Cette volatilité des marchés est une nouvelle fois entretenue par les fonds de placement ; mais n’est-ce pas un juste rattrapage car les matières premières agricoles étaient restées jusque là à l’écart de la reprise du marché ?

«Les agriculteurs qui sont en prix ferme peuvent aujourd’hui vendre de l’orge de brasserie à plus de 130€ contre 109 il y a quelques semaines» précise Michel MENETRIER. Mais les agriculteurs échaudés par des mauvaises stratégies commerciales  au cours des deux dernières campagnes reviennent de plus en plus au prix moyen, lequel est généralement constitué du cours constaté pendant les trois mois qui précédent  la moisson et les trois à six mois qui suivent.

Grosses inquiétudes sur les autres cultures

L’orge de printemps prend de plein fouet, ce qui ressemble de plus en plus aujourd’hui à une calamité agricole. Le potentiel est déjà entamé au niveau des quantités et de grosses craintes sont à prévoir sur la qualité. Pour le colza, le poids de 1000 grains est toujours un critère déterminant. Or, là encore, les espoirs se dessèchent de jour en jour. Les blés échaudent à grande vitesse et les rendements seront inévitablement médiocres et très irréguliers en fonction de la profondeur des sols.

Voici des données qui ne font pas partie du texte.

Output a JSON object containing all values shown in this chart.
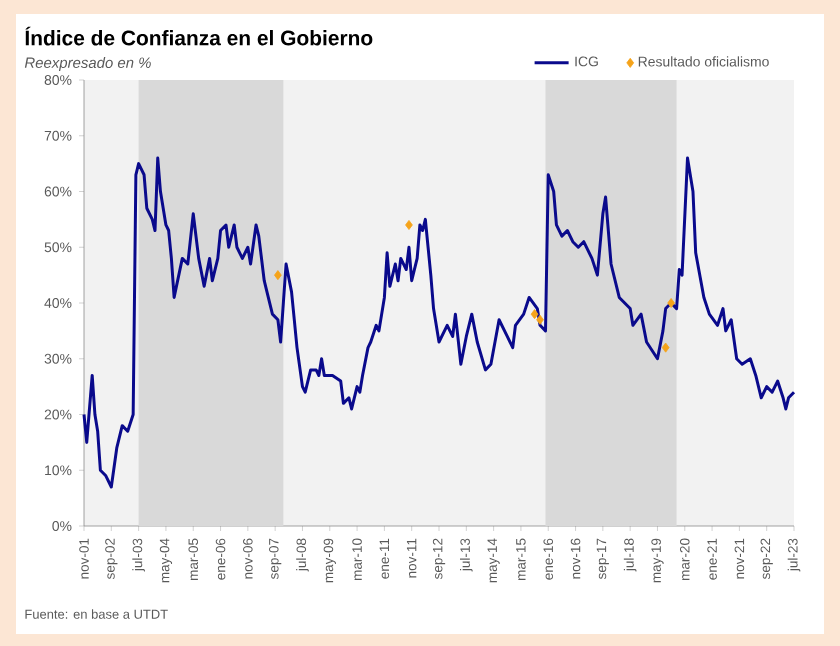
{
  "chart_data": {
    "type": "line",
    "title": "Índice de Confianza en el Gobierno",
    "subtitle": "Reexpresado en %",
    "annotations": [
      "Fuente: en base a UTDT"
    ],
    "legend": "top right",
    "xlim": [
      "2001-11",
      "2023-07"
    ],
    "xticks": [
      {
        "value": "2001-11",
        "label": "nov-01"
      },
      {
        "value": "2002-09",
        "label": "sep-02"
      },
      {
        "value": "2003-07",
        "label": "jul-03"
      },
      {
        "value": "2004-05",
        "label": "may-04"
      },
      {
        "value": "2005-03",
        "label": "mar-05"
      },
      {
        "value": "2006-01",
        "label": "ene-06"
      },
      {
        "value": "2006-11",
        "label": "nov-06"
      },
      {
        "value": "2007-09",
        "label": "sep-07"
      },
      {
        "value": "2008-07",
        "label": "jul-08"
      },
      {
        "value": "2009-05",
        "label": "may-09"
      },
      {
        "value": "2010-03",
        "label": "mar-10"
      },
      {
        "value": "2011-01",
        "label": "ene-11"
      },
      {
        "value": "2011-11",
        "label": "nov-11"
      },
      {
        "value": "2012-09",
        "label": "sep-12"
      },
      {
        "value": "2013-07",
        "label": "jul-13"
      },
      {
        "value": "2014-05",
        "label": "may-14"
      },
      {
        "value": "2015-03",
        "label": "mar-15"
      },
      {
        "value": "2016-01",
        "label": "ene-16"
      },
      {
        "value": "2016-11",
        "label": "nov-16"
      },
      {
        "value": "2017-09",
        "label": "sep-17"
      },
      {
        "value": "2018-07",
        "label": "jul-18"
      },
      {
        "value": "2019-05",
        "label": "may-19"
      },
      {
        "value": "2020-03",
        "label": "mar-20"
      },
      {
        "value": "2021-01",
        "label": "ene-21"
      },
      {
        "value": "2021-11",
        "label": "nov-21"
      },
      {
        "value": "2022-09",
        "label": "sep-22"
      },
      {
        "value": "2023-07",
        "label": "jul-23"
      }
    ],
    "ylim": [
      0,
      80
    ],
    "yticks": [
      {
        "value": 0,
        "label": "0%"
      },
      {
        "value": 10,
        "label": "10%"
      },
      {
        "value": 20,
        "label": "20%"
      },
      {
        "value": 30,
        "label": "30%"
      },
      {
        "value": 40,
        "label": "40%"
      },
      {
        "value": 50,
        "label": "50%"
      },
      {
        "value": 60,
        "label": "60%"
      },
      {
        "value": 70,
        "label": "70%"
      },
      {
        "value": 80,
        "label": "80%"
      }
    ],
    "bands": [
      {
        "axis": "x",
        "from": "2003-07",
        "to": "2007-12",
        "color": "#d9d9d9"
      },
      {
        "axis": "x",
        "from": "2015-12",
        "to": "2019-12",
        "color": "#d9d9d9"
      }
    ],
    "series": [
      {
        "name": "ICG",
        "color": "#0a0a8c",
        "x": [
          "2001-11",
          "2001-12",
          "2002-02",
          "2002-03",
          "2002-04",
          "2002-05",
          "2002-07",
          "2002-09",
          "2002-11",
          "2003-01",
          "2003-03",
          "2003-05",
          "2003-06",
          "2003-07",
          "2003-09",
          "2003-10",
          "2003-12",
          "2004-01",
          "2004-02",
          "2004-03",
          "2004-05",
          "2004-06",
          "2004-07",
          "2004-08",
          "2004-11",
          "2005-01",
          "2005-03",
          "2005-05",
          "2005-07",
          "2005-09",
          "2005-10",
          "2005-12",
          "2006-01",
          "2006-03",
          "2006-04",
          "2006-06",
          "2006-07",
          "2006-09",
          "2006-11",
          "2006-12",
          "2007-02",
          "2007-03",
          "2007-05",
          "2007-06",
          "2007-08",
          "2007-10",
          "2007-11",
          "2007-12",
          "2008-01",
          "2008-03",
          "2008-04",
          "2008-05",
          "2008-07",
          "2008-08",
          "2008-10",
          "2008-12",
          "2009-01",
          "2009-02",
          "2009-03",
          "2009-06",
          "2009-09",
          "2009-10",
          "2009-12",
          "2010-01",
          "2010-03",
          "2010-04",
          "2010-05",
          "2010-07",
          "2010-08",
          "2010-10",
          "2010-11",
          "2011-01",
          "2011-02",
          "2011-03",
          "2011-05",
          "2011-06",
          "2011-07",
          "2011-09",
          "2011-10",
          "2011-11",
          "2012-01",
          "2012-02",
          "2012-03",
          "2012-04",
          "2012-05",
          "2012-06",
          "2012-07",
          "2012-08",
          "2012-09",
          "2012-12",
          "2013-02",
          "2013-03",
          "2013-05",
          "2013-07",
          "2013-09",
          "2013-11",
          "2014-02",
          "2014-04",
          "2014-07",
          "2014-10",
          "2014-12",
          "2015-01",
          "2015-04",
          "2015-06",
          "2015-09",
          "2015-10",
          "2015-12",
          "2016-01",
          "2016-03",
          "2016-04",
          "2016-06",
          "2016-08",
          "2016-10",
          "2016-12",
          "2017-02",
          "2017-05",
          "2017-07",
          "2017-09",
          "2017-10",
          "2017-12",
          "2018-03",
          "2018-07",
          "2018-08",
          "2018-11",
          "2019-01",
          "2019-05",
          "2019-07",
          "2019-08",
          "2019-10",
          "2019-12",
          "2020-01",
          "2020-02",
          "2020-04",
          "2020-06",
          "2020-07",
          "2020-10",
          "2020-12",
          "2021-03",
          "2021-05",
          "2021-06",
          "2021-08",
          "2021-10",
          "2021-12",
          "2022-03",
          "2022-05",
          "2022-07",
          "2022-09",
          "2022-11",
          "2023-01",
          "2023-03",
          "2023-04",
          "2023-05",
          "2023-07"
        ],
        "values": [
          20,
          15,
          27,
          20,
          17,
          10,
          9,
          7,
          14,
          18,
          17,
          20,
          63,
          65,
          63,
          57,
          55,
          53,
          66,
          60,
          54,
          53,
          48,
          41,
          48,
          47,
          56,
          48,
          43,
          48,
          44,
          48,
          53,
          54,
          50,
          54,
          50,
          48,
          50,
          47,
          54,
          52,
          44,
          42,
          38,
          37,
          33,
          40,
          47,
          42,
          37,
          32,
          25,
          24,
          28,
          28,
          27,
          30,
          27,
          27,
          26,
          22,
          23,
          21,
          25,
          24,
          27,
          32,
          33,
          36,
          35,
          41,
          49,
          43,
          47,
          44,
          48,
          46,
          50,
          44,
          48,
          54,
          53,
          55,
          50,
          45,
          39,
          36,
          33,
          36,
          34,
          38,
          29,
          34,
          38,
          33,
          28,
          29,
          37,
          34,
          32,
          36,
          38,
          41,
          39,
          36,
          35,
          63,
          60,
          54,
          52,
          53,
          51,
          50,
          51,
          48,
          45,
          56,
          59,
          47,
          41,
          39,
          36,
          38,
          33,
          30,
          35,
          39,
          40,
          39,
          46,
          45,
          66,
          60,
          49,
          41,
          38,
          36,
          39,
          35,
          37,
          30,
          29,
          30,
          27,
          23,
          25,
          24,
          26,
          23,
          21,
          23,
          24
        ]
      },
      {
        "name": "Resultado oficialismo",
        "type": "scatter",
        "marker": "diamond",
        "color": "#f5a31a",
        "x": [
          "2007-10",
          "2011-10",
          "2015-08",
          "2015-10",
          "2019-08",
          "2019-10"
        ],
        "values": [
          45,
          54,
          38,
          37,
          32,
          40
        ]
      }
    ]
  }
}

Les productions fourragères sont elles aussi hypothéquées. Le maïs est très irrégulier avec de mauvaises levées dans certaines parcelles et un retard végétatif important lié à la froidure du printemps. Des pluies rapides pourraient encore sauver la mise sur cette culture mais il faudrait que la sécheresse s’arrête rapidement. Or les prévisions ne sont pas particulièrement optimistes.

La profession agricole tire  la sonnette d’alarme

Depuis plus de trois semaines, la FDSEA a demandé  à la DDT la possibilité de récolter les jachères volontaires. Le ministère traîne des pieds au motif que depuis cette année il n’y a plus de jachère obligatoire et que les agriculteurs pouvaient déclarer les surfaces concernées en prairies temporaires. Mais dans le même temps, le ministère de l’agriculture a décidé de créer une référence « prairie temporaire » en 2010.  Les agriculteurs ne veulent donc pas se faire piéger  par ce dispositif dont on a maintes fois dénoncé l’absurdité car il n’est pas imposé par Bruxelles.  La profession attend une réponse très rapide. Dans le même temps la solidarité s’organise entre les agriculteurs pour palier au manque de fourrage par la constitution de stocks de paille.